Show HN: Karpathy-Style LLM Wiki Your Agents Maintain — WUPHF ships a wiki layer for AI agents using markdown + git as source of truth, with BM25 + SQLite indexing. Each agent gets a private notebook; entries get promoted to a shared canonical wiki. 98 comments on HN.

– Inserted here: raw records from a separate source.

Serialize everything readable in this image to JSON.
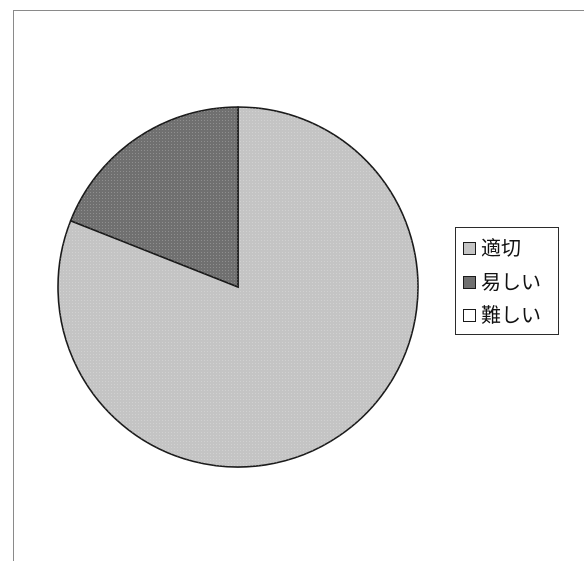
{
  "chart_data": {
    "type": "pie",
    "categories": [
      "適切",
      "易しい",
      "難しい"
    ],
    "values": [
      81,
      19,
      0
    ],
    "colors": [
      "#c4c4c4",
      "#707070",
      "#ffffff"
    ],
    "start_angle_deg": 0,
    "direction": "clockwise",
    "legend_placement": "right"
  },
  "legend": {
    "items": [
      {
        "label": "適切",
        "color": "#c4c4c4"
      },
      {
        "label": "易しい",
        "color": "#707070"
      },
      {
        "label": "難しい",
        "color": "#ffffff"
      }
    ]
  }
}
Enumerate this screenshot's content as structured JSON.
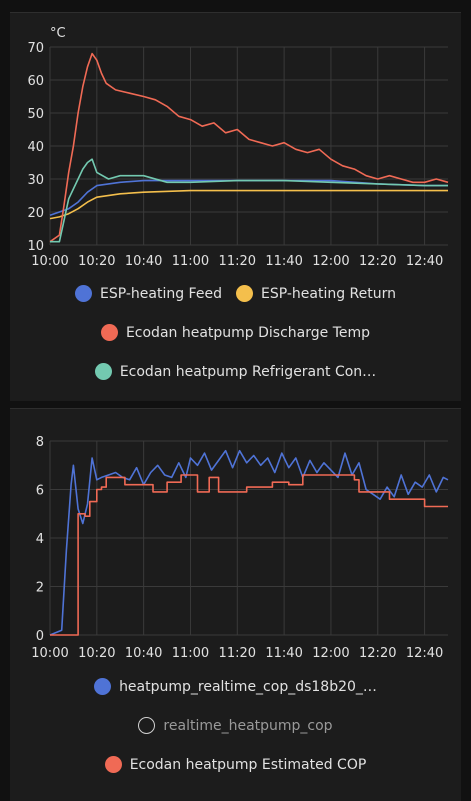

Facing AI and a Tough Job Market, Gen Z Turns to Entrepreneurship — As AI erases entry-level corporate roles, some Gen Z workers skip the ladder entirely. Harvard’s Fuller notes “many entry-level jobs involve substantial amounts of routine cognitive work.” The ones getting ahead are “the ones who are building stuff.”

UK Officials Massively Underestimated AI Datacentre Carbon Impact — Revised estimates show AI datacentres could generate 34–123M tonnes of CO₂ over the next decade, up to 3.4% of UK total emissions. Previous estimates were off by a factor of more than 100. The FT also covered this.

China Chases the Driverless Dream at Beijing Auto Show — AI is the defining force at the world’s biggest car fair. Nearly every major Chinese carmaker is investing heavily in autonomous driving software. Xpeng’s updated AI model lets drivers give natural language commands like “park near the entrance.”

🌐 Notable

Sony AI Robot Beats Elite Table Tennis Players — Robot “Ace” won 3 of 5 matches against elite players under official rules. First robot to reach expert level in a commonly played competitive sport. A former Olympic player said Ace taught him a shot he didn’t think was possible.

🔥 Hacker News

New 10GbE USB Adapters Are Cooler, Smaller, Cheaper — Jeff Geerling reviews the latest crop of affordable 10-gigabit Ethernet USB adapters. 299 comments.

Niri 26.04: Scrollable-Tiling Wayland Compositor — Major update adds blur support and other features to this increasingly popular tiling compositor. Users praise the scroll-based window management approach.

Replace IBM Quantum Back End with /dev/urandom — A humorous but pointed demo showing that replacing a quantum computing backend with random output produces indistinguishable results. 44 comments.

Plain Text Has Been Around for Decades and It’s Here to Stay — A love letter to plain text as a format. 127 comments with enthusiastic community discussion.

Martin Galway’s Music Source Files from 1980s Commodore 64 Games — The actual source code for iconic C64 game music, preserved and shared by the original composer.